A Local Ladder for Low-Income Workers: Recent Trends in the Earned Income Tax Credit

Elizabeth Kneebone
Elizabeth Kneebone
Elizabeth Kneebone Former Nonresident Senior Fellow

April 1, 2007


An analysis of IRS data on low-income working families who received the federal Earned Income Tax Credit (EITC) in tax years 2000 and 2004 reveals that:

  • In tax year 2004, more than one in six taxpayers nationwide received the EITC. Cities in the South, such as Jackson, MS (41 percent) and El Paso, TX (37 percent), had among the highest rates of EITC receipt in the country.

  • By 2004, large metropolitan suburbs were home to 2.4 million more EITC recipients than their cities. While a higher share of central-city taxpayers (22 percent) than suburban taxpayers (13 percent) received the EITC in 2004, the number of suburban EITC recipients expanded by nearly 1.4 million from 2000 to 2004, versus less than half a million in cities.
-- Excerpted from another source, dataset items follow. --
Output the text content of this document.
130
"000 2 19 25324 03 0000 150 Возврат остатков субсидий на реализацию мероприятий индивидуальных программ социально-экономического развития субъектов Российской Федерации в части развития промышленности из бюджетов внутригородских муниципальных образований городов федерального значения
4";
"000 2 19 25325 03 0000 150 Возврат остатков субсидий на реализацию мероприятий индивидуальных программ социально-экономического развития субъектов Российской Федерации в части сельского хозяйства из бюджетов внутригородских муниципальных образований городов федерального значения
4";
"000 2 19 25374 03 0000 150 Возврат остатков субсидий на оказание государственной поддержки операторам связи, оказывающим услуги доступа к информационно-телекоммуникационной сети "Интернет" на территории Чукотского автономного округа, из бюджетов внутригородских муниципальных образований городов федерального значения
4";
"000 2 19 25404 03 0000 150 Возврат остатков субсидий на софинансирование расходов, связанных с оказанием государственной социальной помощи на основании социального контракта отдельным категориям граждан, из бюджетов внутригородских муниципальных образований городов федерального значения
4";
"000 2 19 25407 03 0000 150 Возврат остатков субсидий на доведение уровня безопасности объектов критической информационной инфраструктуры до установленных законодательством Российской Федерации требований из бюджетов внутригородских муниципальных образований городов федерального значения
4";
  • More than 46 percent of EITC filers claimed the Additional Child Tax Credit (ACTC) in tax year 2004, and together the EITC and ACTC accounted for more than 70 percent of refunds paid to these low-income working families. The average EITC credit was $1,834 in 2004, while the average ACTC amount was $895. In total, EITC filers claimed $48.9 billion through the EITC and ACTC in 2004.

  • The proportion of EITC recipients who filed their returns through volunteer tax preparers increased steadily in recent years, but by 2004 remained far lower (under 2 percent) than the share using paid preparers (over 70 percent).Free tax preparation services reach considerable proportions of EITC filers in cities such as Tulsa, OK; Rochester, NY; and Albuquerque, NM; volunteer rates remain much lower in suburban communities, however, despite the fact that they have more EITC recipients than central cities.

The EITC, and increasingly the ACTC, played an important role over the first half of this decade in supplementing the wages earned by low-income working families—particularly in regions hardest hit by the economic downturn and subsequent slow recovery. Researchers, policymakers, and practitioners should give further attention to the implications of the nation’s growing suburban population of EITC earners, to the important overlaps that exist between filers who benefit from the EITC and the ACTC, and to bolstering the growing yet still-limited reach of volunteer tax preparation programs.